Nuclear deformation and neutrinoless double-$β $ decay of $^94,96$Zr, $^98,100$Mo, $^104$Ru, $^110$Pd, $^128,130$Te and $^150$Nd nuclei in mass mechanism TeX

The $(β ^-β ^-)_0ν$ decay of $^94,96$Zr, $^98,100$Mo, $^104$Ru, $^110$Pd, $^128,130$Te and $^150$Nd isotopes for the $0^+\to 0^+$ transition is studied in the Projected Hartree-Fock-Bogoliubov framework. In our earlier work, the reliability of HFB intrinsic wave functions participating in the $β ^-β ^-$ decay of the above mentioned nuclei has been established by obtaining an overall agreement between the theoretically calculated spectroscopic properties, namely yrast spectra, reduced $B(E2$:$0^+\to 2^+)$ transition probabilities, quadrupole moments $Q(2^+)$, gyromagnetic factors $g(2^+)$ as well as half-lives $T_1/2^2ν$ for the $0^+\to 0^+$ transition and the available experimental data.
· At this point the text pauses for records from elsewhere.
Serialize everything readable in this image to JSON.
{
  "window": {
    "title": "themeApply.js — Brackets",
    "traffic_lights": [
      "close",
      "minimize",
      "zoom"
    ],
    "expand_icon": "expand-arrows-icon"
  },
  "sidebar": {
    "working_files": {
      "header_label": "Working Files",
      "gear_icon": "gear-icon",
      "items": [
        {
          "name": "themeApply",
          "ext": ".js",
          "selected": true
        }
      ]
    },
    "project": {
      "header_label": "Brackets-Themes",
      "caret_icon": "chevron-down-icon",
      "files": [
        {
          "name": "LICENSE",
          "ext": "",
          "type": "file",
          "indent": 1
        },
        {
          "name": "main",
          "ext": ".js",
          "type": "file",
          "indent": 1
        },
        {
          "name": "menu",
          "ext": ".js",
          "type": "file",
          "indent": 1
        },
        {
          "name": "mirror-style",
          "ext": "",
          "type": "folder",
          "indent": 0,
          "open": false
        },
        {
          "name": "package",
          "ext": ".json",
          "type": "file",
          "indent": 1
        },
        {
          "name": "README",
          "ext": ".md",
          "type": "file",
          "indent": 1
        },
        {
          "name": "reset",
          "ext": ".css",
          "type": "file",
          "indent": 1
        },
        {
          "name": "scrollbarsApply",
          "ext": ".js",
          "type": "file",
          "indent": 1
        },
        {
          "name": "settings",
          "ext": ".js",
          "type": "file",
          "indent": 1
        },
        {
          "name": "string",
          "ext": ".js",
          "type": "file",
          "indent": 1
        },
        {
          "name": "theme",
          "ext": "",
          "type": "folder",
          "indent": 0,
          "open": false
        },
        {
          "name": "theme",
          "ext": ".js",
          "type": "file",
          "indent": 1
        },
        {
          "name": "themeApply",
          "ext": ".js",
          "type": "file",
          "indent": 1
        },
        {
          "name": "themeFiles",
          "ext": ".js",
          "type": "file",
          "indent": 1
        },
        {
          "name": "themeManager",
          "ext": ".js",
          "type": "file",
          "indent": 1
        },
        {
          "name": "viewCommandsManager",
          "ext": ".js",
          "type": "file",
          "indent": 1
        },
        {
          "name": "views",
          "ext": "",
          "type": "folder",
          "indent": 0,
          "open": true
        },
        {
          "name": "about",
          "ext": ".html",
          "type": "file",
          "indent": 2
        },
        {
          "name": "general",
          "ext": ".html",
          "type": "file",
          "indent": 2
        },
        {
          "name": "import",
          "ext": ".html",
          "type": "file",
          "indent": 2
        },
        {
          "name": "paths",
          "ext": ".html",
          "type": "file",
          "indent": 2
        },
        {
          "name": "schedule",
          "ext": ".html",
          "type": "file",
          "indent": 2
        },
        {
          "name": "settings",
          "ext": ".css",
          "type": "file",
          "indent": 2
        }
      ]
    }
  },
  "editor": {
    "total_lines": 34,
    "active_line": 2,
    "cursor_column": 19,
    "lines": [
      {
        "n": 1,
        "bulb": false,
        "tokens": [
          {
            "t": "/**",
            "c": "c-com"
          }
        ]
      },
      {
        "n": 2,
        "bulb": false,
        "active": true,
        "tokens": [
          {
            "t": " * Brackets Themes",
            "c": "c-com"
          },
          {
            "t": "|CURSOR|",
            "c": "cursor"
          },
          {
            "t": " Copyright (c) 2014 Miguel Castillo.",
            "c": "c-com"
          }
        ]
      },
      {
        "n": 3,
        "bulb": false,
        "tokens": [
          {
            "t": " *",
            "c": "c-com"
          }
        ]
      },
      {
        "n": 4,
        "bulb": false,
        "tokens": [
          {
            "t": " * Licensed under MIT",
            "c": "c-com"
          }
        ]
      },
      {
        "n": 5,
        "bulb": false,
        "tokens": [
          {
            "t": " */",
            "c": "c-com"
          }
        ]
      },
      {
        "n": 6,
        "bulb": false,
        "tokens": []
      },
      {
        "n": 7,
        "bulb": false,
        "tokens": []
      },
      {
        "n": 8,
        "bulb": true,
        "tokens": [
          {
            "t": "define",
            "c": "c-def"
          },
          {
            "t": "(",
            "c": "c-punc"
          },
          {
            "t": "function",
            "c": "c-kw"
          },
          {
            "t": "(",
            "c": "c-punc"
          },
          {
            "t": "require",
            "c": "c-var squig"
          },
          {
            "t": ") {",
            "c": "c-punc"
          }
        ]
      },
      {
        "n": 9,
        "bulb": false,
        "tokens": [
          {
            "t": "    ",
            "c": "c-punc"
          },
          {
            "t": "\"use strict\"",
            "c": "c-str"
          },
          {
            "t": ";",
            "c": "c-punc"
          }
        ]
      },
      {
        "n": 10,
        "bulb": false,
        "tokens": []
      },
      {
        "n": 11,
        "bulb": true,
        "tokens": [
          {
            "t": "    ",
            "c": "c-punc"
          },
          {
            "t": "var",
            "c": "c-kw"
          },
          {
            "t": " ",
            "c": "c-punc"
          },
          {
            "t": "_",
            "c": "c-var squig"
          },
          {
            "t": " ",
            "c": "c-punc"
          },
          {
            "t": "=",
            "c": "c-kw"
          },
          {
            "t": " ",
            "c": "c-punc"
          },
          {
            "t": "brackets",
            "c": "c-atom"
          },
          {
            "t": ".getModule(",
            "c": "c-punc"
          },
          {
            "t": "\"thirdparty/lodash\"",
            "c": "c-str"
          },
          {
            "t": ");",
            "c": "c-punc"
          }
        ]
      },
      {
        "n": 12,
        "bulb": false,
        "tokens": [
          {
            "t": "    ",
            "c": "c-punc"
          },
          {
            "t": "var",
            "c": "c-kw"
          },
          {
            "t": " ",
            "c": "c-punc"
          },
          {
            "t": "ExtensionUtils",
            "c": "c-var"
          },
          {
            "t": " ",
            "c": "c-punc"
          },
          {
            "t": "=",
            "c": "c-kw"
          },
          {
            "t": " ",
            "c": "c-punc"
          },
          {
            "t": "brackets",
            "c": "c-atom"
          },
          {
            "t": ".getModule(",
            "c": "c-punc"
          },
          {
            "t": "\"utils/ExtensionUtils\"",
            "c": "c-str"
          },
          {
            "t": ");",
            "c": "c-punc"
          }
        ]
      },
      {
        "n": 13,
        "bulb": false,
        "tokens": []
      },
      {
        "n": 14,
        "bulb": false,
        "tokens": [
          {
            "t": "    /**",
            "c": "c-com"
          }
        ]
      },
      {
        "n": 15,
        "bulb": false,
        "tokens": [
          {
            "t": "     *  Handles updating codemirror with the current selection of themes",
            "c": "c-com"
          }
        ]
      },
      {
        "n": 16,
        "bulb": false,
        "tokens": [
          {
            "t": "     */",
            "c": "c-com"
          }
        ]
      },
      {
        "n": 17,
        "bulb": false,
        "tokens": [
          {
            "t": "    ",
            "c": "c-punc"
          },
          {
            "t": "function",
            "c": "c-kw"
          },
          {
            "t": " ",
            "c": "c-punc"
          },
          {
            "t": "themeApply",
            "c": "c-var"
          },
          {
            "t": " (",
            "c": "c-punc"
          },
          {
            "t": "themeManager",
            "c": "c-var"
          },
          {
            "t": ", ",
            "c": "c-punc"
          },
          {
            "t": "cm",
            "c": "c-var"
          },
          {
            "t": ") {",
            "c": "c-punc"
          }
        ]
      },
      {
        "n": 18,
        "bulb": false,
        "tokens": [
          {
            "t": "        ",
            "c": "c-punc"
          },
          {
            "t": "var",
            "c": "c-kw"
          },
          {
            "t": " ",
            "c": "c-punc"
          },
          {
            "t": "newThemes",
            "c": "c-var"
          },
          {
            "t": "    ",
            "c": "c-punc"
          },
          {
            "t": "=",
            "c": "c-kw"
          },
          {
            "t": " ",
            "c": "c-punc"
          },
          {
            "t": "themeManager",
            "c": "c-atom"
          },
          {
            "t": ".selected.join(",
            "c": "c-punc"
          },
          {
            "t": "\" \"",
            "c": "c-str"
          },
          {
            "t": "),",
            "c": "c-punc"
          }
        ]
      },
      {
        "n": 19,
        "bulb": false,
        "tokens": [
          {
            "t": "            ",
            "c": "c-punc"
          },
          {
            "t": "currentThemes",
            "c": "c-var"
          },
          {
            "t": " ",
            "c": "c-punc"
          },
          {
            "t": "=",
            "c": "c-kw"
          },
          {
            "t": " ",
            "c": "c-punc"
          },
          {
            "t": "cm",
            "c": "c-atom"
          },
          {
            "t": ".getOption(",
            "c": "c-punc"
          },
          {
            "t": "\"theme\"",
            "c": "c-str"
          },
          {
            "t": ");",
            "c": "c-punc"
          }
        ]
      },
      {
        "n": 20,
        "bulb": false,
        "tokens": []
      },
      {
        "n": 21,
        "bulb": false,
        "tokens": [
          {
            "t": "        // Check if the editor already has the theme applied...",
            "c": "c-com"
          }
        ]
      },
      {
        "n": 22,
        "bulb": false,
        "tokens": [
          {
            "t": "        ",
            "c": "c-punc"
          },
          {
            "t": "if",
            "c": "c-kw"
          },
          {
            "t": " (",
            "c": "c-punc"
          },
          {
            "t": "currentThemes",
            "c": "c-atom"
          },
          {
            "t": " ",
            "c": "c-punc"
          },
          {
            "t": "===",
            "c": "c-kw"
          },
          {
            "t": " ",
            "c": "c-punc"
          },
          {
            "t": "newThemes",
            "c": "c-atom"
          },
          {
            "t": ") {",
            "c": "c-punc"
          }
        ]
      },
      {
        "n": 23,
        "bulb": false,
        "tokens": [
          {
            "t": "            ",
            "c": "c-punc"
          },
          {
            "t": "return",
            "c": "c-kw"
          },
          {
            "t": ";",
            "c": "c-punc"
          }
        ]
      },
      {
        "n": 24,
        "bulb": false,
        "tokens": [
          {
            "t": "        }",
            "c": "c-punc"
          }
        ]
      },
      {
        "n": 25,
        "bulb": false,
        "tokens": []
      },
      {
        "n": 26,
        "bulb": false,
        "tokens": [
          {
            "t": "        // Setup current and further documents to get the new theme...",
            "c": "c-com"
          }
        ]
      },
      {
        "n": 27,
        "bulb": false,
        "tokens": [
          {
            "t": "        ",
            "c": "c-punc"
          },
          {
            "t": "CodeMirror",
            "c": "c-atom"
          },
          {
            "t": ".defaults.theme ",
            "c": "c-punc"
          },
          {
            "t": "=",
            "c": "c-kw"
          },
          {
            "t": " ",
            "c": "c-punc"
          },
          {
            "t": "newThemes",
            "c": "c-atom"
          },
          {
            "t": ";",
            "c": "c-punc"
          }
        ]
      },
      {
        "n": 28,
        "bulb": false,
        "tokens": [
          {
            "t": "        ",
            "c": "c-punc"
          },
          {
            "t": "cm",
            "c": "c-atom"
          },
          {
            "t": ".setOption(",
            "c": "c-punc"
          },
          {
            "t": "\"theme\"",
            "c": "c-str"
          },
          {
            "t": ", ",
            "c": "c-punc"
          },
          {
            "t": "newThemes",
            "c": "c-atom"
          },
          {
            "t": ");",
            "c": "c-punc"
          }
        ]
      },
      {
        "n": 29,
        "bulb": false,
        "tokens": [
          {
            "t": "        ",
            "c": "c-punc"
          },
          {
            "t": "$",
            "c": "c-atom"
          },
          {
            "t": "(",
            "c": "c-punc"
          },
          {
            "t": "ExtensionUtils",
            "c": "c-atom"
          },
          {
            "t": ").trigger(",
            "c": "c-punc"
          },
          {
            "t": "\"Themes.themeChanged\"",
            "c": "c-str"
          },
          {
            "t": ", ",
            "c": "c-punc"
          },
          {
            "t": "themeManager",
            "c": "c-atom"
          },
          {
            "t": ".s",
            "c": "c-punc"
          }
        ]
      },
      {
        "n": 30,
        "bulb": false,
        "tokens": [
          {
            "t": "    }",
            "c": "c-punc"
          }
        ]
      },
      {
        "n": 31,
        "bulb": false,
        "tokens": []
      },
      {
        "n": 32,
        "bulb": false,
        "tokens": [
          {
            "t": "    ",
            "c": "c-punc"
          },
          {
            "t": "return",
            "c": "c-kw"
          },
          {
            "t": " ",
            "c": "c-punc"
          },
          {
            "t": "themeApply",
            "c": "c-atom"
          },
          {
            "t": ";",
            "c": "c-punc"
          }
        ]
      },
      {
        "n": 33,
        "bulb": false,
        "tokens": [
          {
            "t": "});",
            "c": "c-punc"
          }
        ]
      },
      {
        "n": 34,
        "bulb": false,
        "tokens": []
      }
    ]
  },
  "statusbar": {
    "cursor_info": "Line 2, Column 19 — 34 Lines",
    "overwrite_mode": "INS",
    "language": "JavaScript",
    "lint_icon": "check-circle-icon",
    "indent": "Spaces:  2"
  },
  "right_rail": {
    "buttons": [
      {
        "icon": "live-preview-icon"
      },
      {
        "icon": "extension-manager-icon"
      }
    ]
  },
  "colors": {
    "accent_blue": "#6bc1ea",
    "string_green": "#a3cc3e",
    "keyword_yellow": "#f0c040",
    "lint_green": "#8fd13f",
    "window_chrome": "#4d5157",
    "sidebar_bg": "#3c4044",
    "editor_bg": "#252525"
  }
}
In the present work, we study the $(β ^-β ^-)_0ν$ decay for the $0^+\to 0^+$ transition in the mass mechanism and extract limits on effective mass of light as well as heavy neutrinos from the observed half-lives $T_1/2^0ν(0^+\to 0^+)$ using nuclear transition matrix elements calculated with the same set of wave functions. Further, the effect of deformation on the nuclear transition matrix elements required to study the $(β ^-β ^-)_0ν$ decay in the mass mechanism is investigated. It is noticed that the deformation effect on nuclear transition matrix elements is of approximately same magnitude in $(β ^-β ^-)_2ν$ and $(β ^-β ^-)_0ν$ decay.